Marcelina Zawadzka przez wiele lat pracowała w modelingu. Choć mogłoby się wydawać, że to praca lekka, łatwa i przyjemna, to niestety wiążę się ona z wieloma wyrzeczeniami. Wielokrotnie zmuszona była słuchać negatywnych opinii na temat swojego wyglądu, przez co nie potrafiła się z niego cieszyć. W najnowszym wywiadzie dla "Faktu" zdradziła, co było jej największym kompleksem.
Marcelina Zawadzka
W akceptacji swojego ciała Zawadzkiej z pewnością pomógł jej ukochany. Maxa Gloecknera modelka uważa za miłość swojego życia.
Kariera i życie prywatne Marceliny Zawadzkiej
W 2015 roku Zawadzkaq nawiązała współpracę z Telewizją Polską. Prowadziła takie programy jak "Pytanie na śniadanie", "Lajk" czy "The Voice of Poland". Wzięła także udział w "Tańcu z gwiazdami" i "Dance Dance Dance". Potem po głośniej aferze z oszustwami podatkowymi celebrytka odeszła z telewizji. Jednak nie na długo. Teraz można ją zobaczyć w roli gospodyni nowej produkcji Polsatu pt. "Farma".

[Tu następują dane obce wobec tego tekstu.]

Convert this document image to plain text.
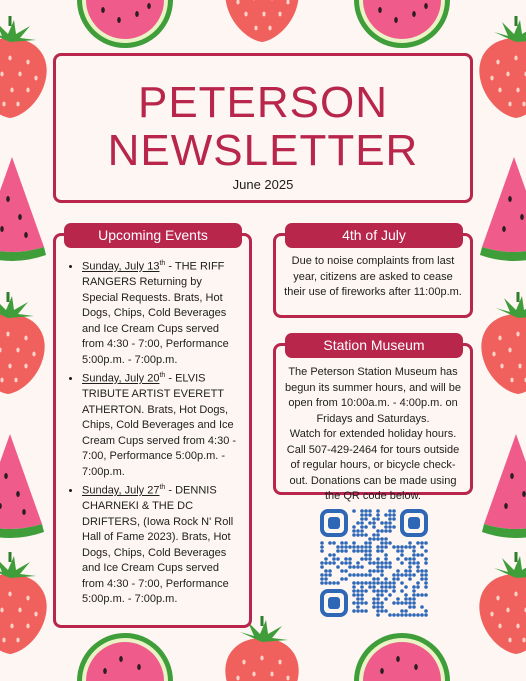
PETERSON
NEWSLETTER
June 2025
• Sunday, July 13th - THE RIFF RANGERS Returning by Special Requests. Brats, Hot Dogs, Chips, Cold Beverages and Ice Cream Cups served from 4:30 - 7:00, Performance 5:00p.m. - 7:00p.m.
• Sunday, July 20th - ELVIS TRIBUTE ARTIST EVERETT ATHERTON. Brats, Hot Dogs, Chips, Cold Beverages and Ice Cream Cups served from 4:30 - 7:00, Performance 5:00p.m. - 7:00p.m.
• Sunday, July 27th - DENNIS CHARNEKI & THE DC DRIFTERS, (Iowa Rock N' Roll Hall of Fame 2023). Brats, Hot Dogs, Chips, Cold Beverages and Ice Cream Cups served from 4:30 - 7:00, Performance 5:00p.m. - 7:00p.m.
Upcoming Events
Due to noise complaints from last year, citizens are asked to cease their use of fireworks after 11:00p.m.
4th of July
The Peterson Station Museum has begun its summer hours, and will be open from 10:00a.m. - 4:00p.m. on Fridays and Saturdays.
Watch for extended holiday hours. Call 507-429-2464 for tours outside of regular hours, or bicycle check-out. Donations can be made using the QR code below.
Station Museum
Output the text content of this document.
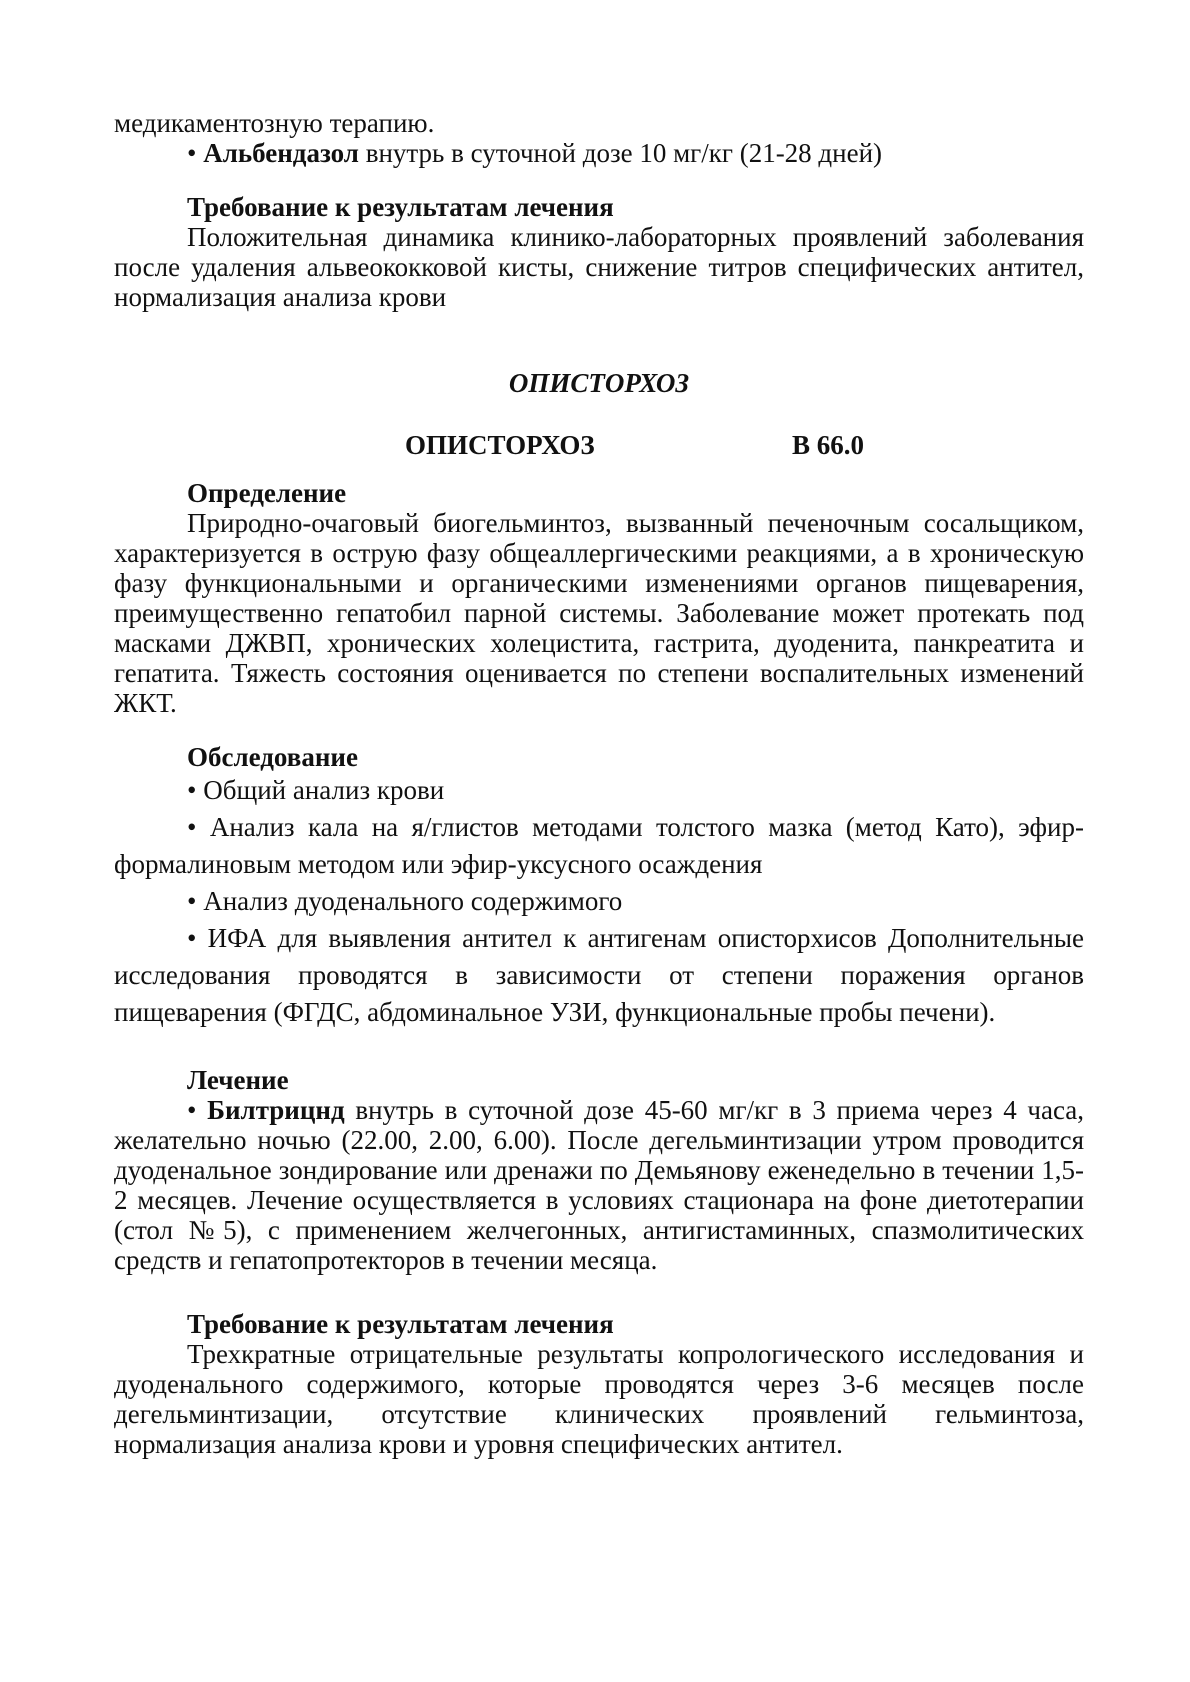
медикаментозную терапию.

• Альбендазол внутрь в суточной дозе 10 мг/кг (21-28 дней)

Требование к результатам лечения

Положительная динамика клинико-лабораторных проявлений заболевания после удаления альвеококковой кисты, снижение титров специфических антител, нормализация анализа крови

ОПИСТОРХОЗ

ОПИСТОРХОЗ	В 66.0

Определение

Природно-очаговый биогельминтоз, вызванный печеночным сосальщиком, характеризуется в острую фазу общеаллергическими реакциями, а в хроническую фазу функциональными и органическими изменениями органов пищеварения, преимущественно гепатобил парной системы. Заболевание может протекать под масками ДЖВП, хронических холецистита, гастрита, дуоденита, панкреатита и гепатита. Тяжесть состояния оценивается по степени воспалительных изменений ЖКТ.

Обследование

• Общий анализ крови

• Анализ кала на я/глистов методами толстого мазка (метод Като), эфир-формалиновым методом или эфир-уксусного осаждения

• Анализ дуоденального содержимого

• ИФА для выявления антител к антигенам описторхисов Дополнительные исследования проводятся в зависимости от степени поражения органов пищеварения (ФГДС, абдоминальное УЗИ, функциональные пробы печени).

Лечение

• Билтрицнд внутрь в суточной дозе 45-60 мг/кг в 3 приема через 4 часа, желательно ночью (22.00, 2.00, 6.00). После дегельминтизации утром проводится дуоденальное зондирование или дренажи по Демьянову еженедельно в течении 1,5-2 месяцев. Лечение осуществляется в условиях стационара на фоне диетотерапии (стол №5), с применением желчегонных, антигистаминных, спазмолитических средств и гепатопротекторов в течении месяца.

Требование к результатам лечения

Трехкратные отрицательные результаты копрологического исследования и дуоденального содержимого, которые проводятся через 3-6 месяцев после дегельминтизации, отсутствие клинических проявлений гельминтоза, нормализация анализа крови и уровня специфических антител.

Karierę Marceliny Zawadzkiej na bieżąco śledzą jej fani. Profil modelki na Instagramie obecnie obserwuje ponad 645 tys. użytkowników, z którymi pozostaje w nieustannym kontakcie. Pomimo tego nie należy do grona osób, które chętnie dzielą się kadrami ze swojego życia prywatnego. Jakiś czas temu zrobiła wyjątek i otworzyła się przed fanami. Celebrytka opublikowała zdjęcie ze swoim ukochanym, ujawniając tym samym, kto jest jej nowym wybrankiem.
"Wszystkiego najlepszego z okazji Dnia Chłopaka. W szczególności dla tego jedynego, najważniejszego i ulubionego. Cieszę się, że spotkałam Cię na mojej drodze" – napisała w opisie do serii zdjęć z Maxem Gloecknerem.
Partner Zawadzkiej jest niemieckim influencerem i przedsiębiorcą. Prowadzi firmę dystrybuującą urządzenia mobilne. Spełnia się także w roli dyrektora zarządzającego przedsiębiorstwem, które zajmuje się rynkiem nieruchomości w Tajlandii.